Baskets et costume : le vestiaire hybride a gagné le bureau
Veste structurée et baskets blanches, chemise nette et maille souple. On décrypte comment le code vestimentaire du bureau s'est assoupli sans jamais perdre en sérieux.
Le costume cravate strict n'a pas disparu, mais il a clairement perdu son monopole. Dans les open spaces comme dans les visios, une silhouette s'est imposée : la veste structurée mariée à des baskets propres, la chemise nette portée sans cravate, le pantalon de tailleur assoupli par une maille confortable. C'est le vestiaire hybride, ni tout à fait formel ni vraiment décontracté. Et il en dit long sur la façon dont notre rapport au travail a bougé.
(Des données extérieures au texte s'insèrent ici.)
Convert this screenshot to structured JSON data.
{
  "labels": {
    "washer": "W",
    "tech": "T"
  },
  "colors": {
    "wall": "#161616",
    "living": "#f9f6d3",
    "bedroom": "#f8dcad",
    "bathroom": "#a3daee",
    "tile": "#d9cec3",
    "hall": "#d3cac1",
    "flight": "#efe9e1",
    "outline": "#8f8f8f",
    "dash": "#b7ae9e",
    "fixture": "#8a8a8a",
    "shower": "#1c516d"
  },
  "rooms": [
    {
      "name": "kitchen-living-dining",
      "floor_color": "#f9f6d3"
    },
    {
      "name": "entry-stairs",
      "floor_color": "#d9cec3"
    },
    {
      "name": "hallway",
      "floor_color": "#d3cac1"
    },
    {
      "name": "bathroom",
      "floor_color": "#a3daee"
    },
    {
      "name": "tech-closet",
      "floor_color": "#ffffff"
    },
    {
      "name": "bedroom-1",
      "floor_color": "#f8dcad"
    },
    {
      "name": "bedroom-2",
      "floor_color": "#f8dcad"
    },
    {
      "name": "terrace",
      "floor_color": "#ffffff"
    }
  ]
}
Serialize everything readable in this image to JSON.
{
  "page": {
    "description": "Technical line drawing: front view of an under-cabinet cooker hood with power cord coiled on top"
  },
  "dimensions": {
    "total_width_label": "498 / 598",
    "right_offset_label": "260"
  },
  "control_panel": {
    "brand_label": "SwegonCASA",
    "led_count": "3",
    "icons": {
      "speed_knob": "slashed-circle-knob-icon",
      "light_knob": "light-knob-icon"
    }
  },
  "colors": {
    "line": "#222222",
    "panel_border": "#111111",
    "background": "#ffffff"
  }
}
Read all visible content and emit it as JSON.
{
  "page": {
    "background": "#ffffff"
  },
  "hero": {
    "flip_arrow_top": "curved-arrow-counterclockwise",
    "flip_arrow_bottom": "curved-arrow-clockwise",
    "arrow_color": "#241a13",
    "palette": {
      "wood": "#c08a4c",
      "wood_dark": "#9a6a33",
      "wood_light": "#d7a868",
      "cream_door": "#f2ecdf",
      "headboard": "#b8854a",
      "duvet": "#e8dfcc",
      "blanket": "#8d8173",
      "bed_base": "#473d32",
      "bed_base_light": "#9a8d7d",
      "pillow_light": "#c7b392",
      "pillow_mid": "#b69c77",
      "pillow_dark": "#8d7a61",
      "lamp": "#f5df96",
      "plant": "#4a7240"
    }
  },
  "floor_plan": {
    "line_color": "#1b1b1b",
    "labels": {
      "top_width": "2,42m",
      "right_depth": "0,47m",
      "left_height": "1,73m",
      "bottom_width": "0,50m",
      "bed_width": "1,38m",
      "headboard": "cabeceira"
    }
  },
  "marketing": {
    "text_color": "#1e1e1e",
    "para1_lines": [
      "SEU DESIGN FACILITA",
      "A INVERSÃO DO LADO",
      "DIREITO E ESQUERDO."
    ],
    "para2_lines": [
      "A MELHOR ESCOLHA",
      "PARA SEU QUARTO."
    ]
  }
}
Le confort n'est plus l'ennemi du sérieux
Longtemps, paraître professionnel rimait avec inconfort assumé : chaussures rigides, cols serrés, matières qui ne pardonnent rien. La généralisation du travail flexible a fait sauter ce verrou. Une fois qu'on a goûté à une tenue dans laquelle on peut réfléchir, marcher et enchaîner les réunions sans souffrir, difficile de revenir en arrière. Le vestiaire hybride entérine cette idée : on peut être crédible et à l'aise en même temps.
Un équilibre qui parle à une place d'affaires
Dans une ville où se croisent finance, institutions et profils internationaux, ce dosage entre formel et décontracté tombe particulièrement juste. On veut signaler son sérieux sans paraître figé, rester soi-même sans détonner dans une réunion. La basket blanche immaculée sous une veste impeccable résume bien cette diplomatie vestimentaire : un pied dans le code, un pied dans la liberté. C'est un langage adapté à un environnement multiculturel où personne ne lit tout à fait les mêmes signes.
Il y a une limite, bien sûr : l'hybride exige plus de jugement que l'uniforme strict d'autrefois. Sans règles claires, chacun doit calibrer seul son niveau de formalité, au risque de se tromper de ton. Mais c'est peut-être ça le vrai luxe contemporain : non pas s'habiller pour disparaître dans un code imposé, mais composer une silhouette qui dit à la fois « je prends mon travail au sérieux » et « je ne me prends pas, moi, trop au sérieux ».